If you think it’s only imported rice, think twice. “U.S.-grown rice has some of the highest reported arsenic concentrations in the world,” Karagas said.

And in this case, brown and wild rice are the worst offenders, because the bleaching process used to create white rice removes the outer hull, where much of the arsenic concentrates.

But moving your family to bleached white rice might not be enough protection. In a prior study, Karagas and her associates found that brown rice syrup, a frequent sweetener in organic foods, was also a source of significant levels of arsenic. One “organic” milk formula marketed to toddlers had levels of inorganic arsenic that were six times the levels currently considered safe by the U.S. Environmental Protection Agency.

What’s a parent to do?

Pediatrician Tanya Altmann, author of “What to Feed Your Baby: A Pediatrician’s Guide to the 11 Essential Foods to Guarantee Veggie-Loving, No-Fuss, Healthy-Eating Kids,” said she’s changed her guidance on first foods. She recommends “tossing white rice cereal, as there is little nutritional benefit and it simply primes young palates for a lifetime of eating white carbs, not to mention the arsenic issue, which this study confirms.”

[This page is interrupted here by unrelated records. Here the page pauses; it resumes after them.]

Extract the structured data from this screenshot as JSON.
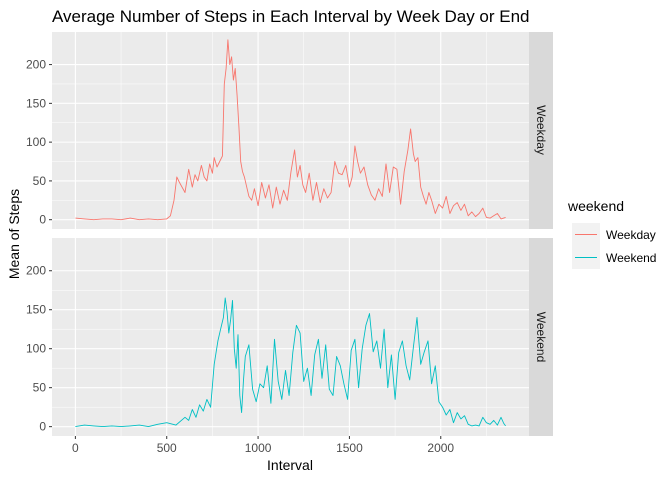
{
  "chart_data": {
    "type": "line",
    "title": "Average Number of Steps in Each Interval by Week Day or End",
    "xlabel": "Interval",
    "ylabel": "Mean of Steps",
    "xlim": [
      -128,
      2483
    ],
    "ylim": [
      -12,
      242
    ],
    "x_ticks": [
      "0",
      "500",
      "1000",
      "1500",
      "2000"
    ],
    "x_tick_values": [
      0,
      500,
      1000,
      1500,
      2000
    ],
    "y_ticks": [
      "0",
      "50",
      "100",
      "150",
      "200"
    ],
    "y_tick_values": [
      0,
      50,
      100,
      150,
      200
    ],
    "grid": true,
    "legend": {
      "title": "weekend",
      "position": "right"
    },
    "facets": [
      {
        "label": "Weekday",
        "color": "#F8766D",
        "x": [
          0,
          50,
          100,
          150,
          200,
          250,
          300,
          350,
          400,
          450,
          500,
          520,
          540,
          555,
          570,
          600,
          620,
          640,
          655,
          670,
          690,
          705,
          720,
          735,
          750,
          760,
          775,
          790,
          805,
          815,
          825,
          835,
          845,
          855,
          865,
          875,
          885,
          895,
          905,
          915,
          925,
          935,
          950,
          965,
          980,
          1000,
          1020,
          1040,
          1060,
          1080,
          1100,
          1120,
          1140,
          1160,
          1180,
          1200,
          1215,
          1230,
          1245,
          1260,
          1280,
          1300,
          1320,
          1340,
          1360,
          1380,
          1400,
          1420,
          1440,
          1460,
          1480,
          1500,
          1515,
          1530,
          1545,
          1560,
          1580,
          1600,
          1620,
          1640,
          1660,
          1680,
          1700,
          1720,
          1740,
          1760,
          1780,
          1800,
          1820,
          1835,
          1850,
          1860,
          1875,
          1890,
          1905,
          1920,
          1935,
          1950,
          1970,
          1990,
          2010,
          2030,
          2050,
          2070,
          2090,
          2110,
          2130,
          2150,
          2170,
          2190,
          2210,
          2230,
          2250,
          2270,
          2290,
          2310,
          2330,
          2355
        ],
        "y": [
          2,
          1,
          0,
          1,
          1,
          0,
          2,
          0,
          1,
          0,
          1,
          5,
          25,
          55,
          48,
          35,
          65,
          42,
          58,
          50,
          70,
          55,
          50,
          72,
          60,
          80,
          68,
          75,
          82,
          175,
          195,
          232,
          200,
          210,
          180,
          195,
          160,
          120,
          75,
          62,
          55,
          45,
          30,
          25,
          40,
          18,
          48,
          28,
          45,
          15,
          42,
          20,
          38,
          25,
          62,
          90,
          55,
          70,
          45,
          35,
          60,
          25,
          48,
          22,
          40,
          28,
          35,
          75,
          60,
          58,
          70,
          42,
          55,
          95,
          75,
          60,
          68,
          45,
          32,
          25,
          40,
          30,
          72,
          35,
          68,
          65,
          20,
          62,
          90,
          117,
          85,
          75,
          80,
          42,
          30,
          20,
          35,
          25,
          8,
          20,
          15,
          30,
          8,
          18,
          22,
          12,
          20,
          5,
          10,
          4,
          8,
          15,
          3,
          2,
          5,
          8,
          1,
          3
        ],
        "legend_label": "Weekday"
      },
      {
        "label": "Weekend",
        "color": "#00BFC4",
        "x": [
          0,
          50,
          100,
          150,
          200,
          250,
          300,
          350,
          400,
          450,
          500,
          550,
          600,
          620,
          640,
          660,
          680,
          700,
          720,
          740,
          760,
          780,
          795,
          810,
          820,
          830,
          840,
          850,
          860,
          870,
          880,
          890,
          900,
          910,
          920,
          930,
          950,
          970,
          990,
          1010,
          1030,
          1050,
          1070,
          1090,
          1110,
          1130,
          1150,
          1170,
          1190,
          1210,
          1230,
          1250,
          1270,
          1290,
          1310,
          1330,
          1350,
          1370,
          1390,
          1410,
          1430,
          1450,
          1470,
          1490,
          1510,
          1530,
          1550,
          1570,
          1590,
          1610,
          1630,
          1650,
          1670,
          1690,
          1710,
          1730,
          1750,
          1770,
          1790,
          1810,
          1830,
          1850,
          1870,
          1890,
          1910,
          1930,
          1950,
          1970,
          1990,
          2010,
          2030,
          2050,
          2070,
          2090,
          2110,
          2130,
          2150,
          2170,
          2190,
          2210,
          2230,
          2250,
          2270,
          2290,
          2310,
          2330,
          2345,
          2355
        ],
        "y": [
          0,
          2,
          1,
          0,
          1,
          0,
          1,
          2,
          0,
          3,
          5,
          2,
          12,
          8,
          22,
          12,
          28,
          20,
          35,
          25,
          80,
          110,
          125,
          140,
          165,
          148,
          120,
          138,
          162,
          100,
          75,
          118,
          40,
          18,
          60,
          90,
          105,
          48,
          32,
          55,
          50,
          78,
          30,
          112,
          58,
          35,
          72,
          40,
          95,
          130,
          120,
          58,
          75,
          40,
          92,
          112,
          62,
          105,
          48,
          40,
          90,
          78,
          55,
          35,
          98,
          112,
          50,
          100,
          130,
          145,
          96,
          110,
          75,
          125,
          50,
          92,
          35,
          95,
          110,
          78,
          60,
          102,
          140,
          80,
          96,
          110,
          55,
          78,
          32,
          25,
          15,
          22,
          5,
          18,
          10,
          14,
          3,
          1,
          2,
          1,
          12,
          5,
          3,
          8,
          2,
          12,
          4,
          1
        ],
        "legend_label": "Weekend"
      }
    ]
  }
}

She echoes the advice of the American Academy of Pediatrics, which advises parents to offer a wide variety of foods including grains such as oats, barley, wheat and quinoa.

“Best first foods for infants are avocado, pureed veggies, peanut-butter oatmeal and salmon,” Altmann said. “They all provide important nutrients that babies need, help develop their taste buds to prefer healthy food and may decrease food allergies.”

She believes meats are a better source of iron and zinc for babies than rice cereal, “so I haven’t been recommending rice cereal as a first food for several years.”

And if parents insist on rice cereal, Altmann said, “I always recommend brown rice over white rice. I personally prefer whole-grain oatmeal mixed with peanut butter to decrease risk of peanut allergies later in life, and quinoa cereal mixed with vegetables.”

What about snack foods?

“There’s no reason that snack food has to be packaged and processed,” Altmann said. “I recommend parents offer real, single-ingredient foods as much as possible for both meals and snacks.”

Altmann recommends “berries, steamed or cooked veggies, peanut puffs, Greek yogurt, string cheese, a thin layer of nut butter on whole-grain bread, hard-boiled or scrambled egg, whole-grain O-shaped cereal and pieces of lean chicken (or whatever is left over from lunch or dinner).”